A teacher in Visalia, CA, was arrested Wednesday after video surfaced of her chasing students around with scissors.
Margaret Gieszinger, 52, was jailed on a $100,000 bond after a video with her forcibly cutting a student’s hair while singing the “Star-Spangled Banner," KFSN reported.
Students described the behavior as a breakdown and said the teacher came into the University Preparatory High School classroom at first period, declaring that it was “haircut day.” She cut one boy’s hair, sang the national anthem loudly and threw the hair behind her.
When Gieszinger tried to cut another student’s hair, the students said they evacuated the classroom.
The Tulare County Office of Education said Gieszinger wouldn’t be returning to the campus, and counselors have been made available for the students, KSEE reported. The school district is reviewing the teacher’s employment.
After a Halloween incident described as racial, a teacher in Albuquerque, NM, was fired after she cut a Native American girl’s hair.
The Albuquerque School District apologized for the actions of Cibola High School language arts teacher Mary Jane Eastin, according to KRQE. The district announced her firing Dec. 3.
Eastin cut about three inches of hair from a Native American girl who had her hair in braids and called another one a racial epithet. She also allegedly coerced students into eating dog food as part of a quiz reward and punishment system, according to a ACLU account.
The teacher, who was placed on leave after the incident, was allegedly dressed in and acting in the character of Marie Laveau, a New Orleans voodoo queen.
Navajo President Russell Begaye condemned the teacher’s “cultural assault."
“Our Native youths should not have to endure this kind of behavior, especially in the classroom. We will hold the teacher, the school and the district accountable for these actions, and we demand recourse,” he said in a November news release.
In a Nov. 28 letter to Albuquerque Public Schools, the ACLU of New Mexico criticized the school district’s response to the teacher’s “battery” of students, saying the school hasn’t done enough to reassure the family and the students affected.
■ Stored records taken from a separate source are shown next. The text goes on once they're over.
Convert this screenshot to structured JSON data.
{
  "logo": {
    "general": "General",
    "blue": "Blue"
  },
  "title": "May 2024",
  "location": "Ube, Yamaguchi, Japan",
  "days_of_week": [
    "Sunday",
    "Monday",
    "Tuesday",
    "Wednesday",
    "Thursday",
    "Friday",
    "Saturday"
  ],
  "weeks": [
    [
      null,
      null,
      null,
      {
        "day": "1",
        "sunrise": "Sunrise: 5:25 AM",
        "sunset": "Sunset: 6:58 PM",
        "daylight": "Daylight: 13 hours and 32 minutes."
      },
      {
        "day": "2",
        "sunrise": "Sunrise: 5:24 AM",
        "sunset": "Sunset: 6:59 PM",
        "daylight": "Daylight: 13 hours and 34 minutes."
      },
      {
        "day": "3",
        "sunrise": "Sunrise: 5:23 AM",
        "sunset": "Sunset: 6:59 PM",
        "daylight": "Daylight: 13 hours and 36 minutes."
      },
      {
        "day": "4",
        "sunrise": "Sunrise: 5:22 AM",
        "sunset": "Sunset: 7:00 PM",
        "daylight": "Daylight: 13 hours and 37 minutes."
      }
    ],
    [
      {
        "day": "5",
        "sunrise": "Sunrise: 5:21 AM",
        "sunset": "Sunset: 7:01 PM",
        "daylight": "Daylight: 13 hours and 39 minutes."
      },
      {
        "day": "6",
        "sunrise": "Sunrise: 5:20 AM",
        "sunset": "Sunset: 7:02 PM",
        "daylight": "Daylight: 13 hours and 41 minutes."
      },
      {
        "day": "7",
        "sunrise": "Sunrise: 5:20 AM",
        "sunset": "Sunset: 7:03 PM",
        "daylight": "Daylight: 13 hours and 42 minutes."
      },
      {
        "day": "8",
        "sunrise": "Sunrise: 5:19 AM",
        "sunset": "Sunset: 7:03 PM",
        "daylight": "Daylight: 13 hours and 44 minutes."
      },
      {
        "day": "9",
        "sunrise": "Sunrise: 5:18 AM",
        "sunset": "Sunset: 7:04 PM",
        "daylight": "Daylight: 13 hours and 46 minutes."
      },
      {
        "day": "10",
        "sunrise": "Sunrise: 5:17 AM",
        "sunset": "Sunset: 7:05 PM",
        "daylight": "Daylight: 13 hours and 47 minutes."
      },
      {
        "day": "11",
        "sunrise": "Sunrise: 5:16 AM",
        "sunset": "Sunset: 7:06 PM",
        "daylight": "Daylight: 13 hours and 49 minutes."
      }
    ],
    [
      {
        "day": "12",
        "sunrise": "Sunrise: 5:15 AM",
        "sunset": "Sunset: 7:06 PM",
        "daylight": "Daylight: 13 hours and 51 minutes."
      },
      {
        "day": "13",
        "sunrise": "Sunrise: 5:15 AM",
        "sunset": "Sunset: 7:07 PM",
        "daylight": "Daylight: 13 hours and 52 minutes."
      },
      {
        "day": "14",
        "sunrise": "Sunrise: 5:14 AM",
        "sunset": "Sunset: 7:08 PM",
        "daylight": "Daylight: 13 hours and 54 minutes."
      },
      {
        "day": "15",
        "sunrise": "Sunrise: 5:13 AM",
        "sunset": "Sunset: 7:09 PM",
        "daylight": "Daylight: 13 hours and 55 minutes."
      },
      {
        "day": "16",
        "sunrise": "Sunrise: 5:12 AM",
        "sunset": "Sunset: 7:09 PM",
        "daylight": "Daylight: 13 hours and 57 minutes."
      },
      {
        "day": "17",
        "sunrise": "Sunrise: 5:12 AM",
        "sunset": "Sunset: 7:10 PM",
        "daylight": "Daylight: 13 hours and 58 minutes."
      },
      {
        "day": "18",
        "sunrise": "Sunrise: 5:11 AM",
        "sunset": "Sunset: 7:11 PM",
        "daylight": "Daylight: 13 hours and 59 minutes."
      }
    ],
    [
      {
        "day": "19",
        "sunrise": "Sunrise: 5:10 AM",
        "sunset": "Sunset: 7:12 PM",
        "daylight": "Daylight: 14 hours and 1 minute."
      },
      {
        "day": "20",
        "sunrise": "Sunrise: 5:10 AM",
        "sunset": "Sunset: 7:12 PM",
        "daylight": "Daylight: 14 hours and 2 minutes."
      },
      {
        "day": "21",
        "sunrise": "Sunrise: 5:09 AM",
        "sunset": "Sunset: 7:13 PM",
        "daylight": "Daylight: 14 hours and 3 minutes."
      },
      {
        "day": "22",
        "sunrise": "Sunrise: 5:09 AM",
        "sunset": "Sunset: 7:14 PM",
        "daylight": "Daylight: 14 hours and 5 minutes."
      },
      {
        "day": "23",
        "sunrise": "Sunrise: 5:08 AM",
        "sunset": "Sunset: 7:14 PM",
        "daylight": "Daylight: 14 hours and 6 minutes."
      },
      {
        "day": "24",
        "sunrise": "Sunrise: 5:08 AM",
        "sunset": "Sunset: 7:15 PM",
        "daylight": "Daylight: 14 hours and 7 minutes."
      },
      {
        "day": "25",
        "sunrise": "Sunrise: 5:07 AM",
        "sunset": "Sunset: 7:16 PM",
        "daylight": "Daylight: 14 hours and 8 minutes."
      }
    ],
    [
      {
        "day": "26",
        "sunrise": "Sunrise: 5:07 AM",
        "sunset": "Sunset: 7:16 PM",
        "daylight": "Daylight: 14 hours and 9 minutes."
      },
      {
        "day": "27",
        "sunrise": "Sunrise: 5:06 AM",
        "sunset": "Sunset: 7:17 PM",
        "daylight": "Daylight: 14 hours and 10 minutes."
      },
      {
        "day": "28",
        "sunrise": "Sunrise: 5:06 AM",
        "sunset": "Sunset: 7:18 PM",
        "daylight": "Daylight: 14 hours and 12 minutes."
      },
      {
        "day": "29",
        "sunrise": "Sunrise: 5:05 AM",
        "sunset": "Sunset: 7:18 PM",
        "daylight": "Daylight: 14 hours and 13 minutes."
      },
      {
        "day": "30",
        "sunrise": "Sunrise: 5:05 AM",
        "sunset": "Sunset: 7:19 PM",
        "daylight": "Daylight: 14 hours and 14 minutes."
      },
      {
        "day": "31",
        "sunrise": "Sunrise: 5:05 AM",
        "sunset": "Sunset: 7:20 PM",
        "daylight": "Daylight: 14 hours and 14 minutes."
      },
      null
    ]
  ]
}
“Anyone with even an iota of cultural awareness knows that in Native American cultures hair is sacred - particularly for women. Some Native American tribes hold hair cutting ceremonies and some only cut hair to honor the loss of loved ones. Beyond that, the cruel implications of Ms. Eastin’s actions harken back to the era of Native American boarding schools, when the cutting of Native students’ hair was a form of punishment inflicted by school masters in a racist attempt to strip children of their heritage and culture,” the organization said.
The ACLU also said Native American students at the school have been threatened by other students angry over the teacher being placed on leave and the students involved have been traumatized by the incident.
After a law enforcement investigation, the 2nd Judicial District Attorney office said they haven’t made a final decision yet on whether Eastin will face criminal charges, they told KRQE, but they also said the behavior "based on preliminary information ... does not appear to meet the necessary elements for criminal prosecution. We will reach out to the relevant agency to request additional information before making a final decision.”
At a school board meeting on Wednesday, most of the parents condemned the teacher, though two of the parents expressed support for Eastin.
“I am sorry to the girls who were offended by Ms. Eastin, but in my heart, and everyone knows Ms. Eastin knows that she never meant that to be racist, she was acting out a historical character on Halloween,” a parent said, according to KRQE.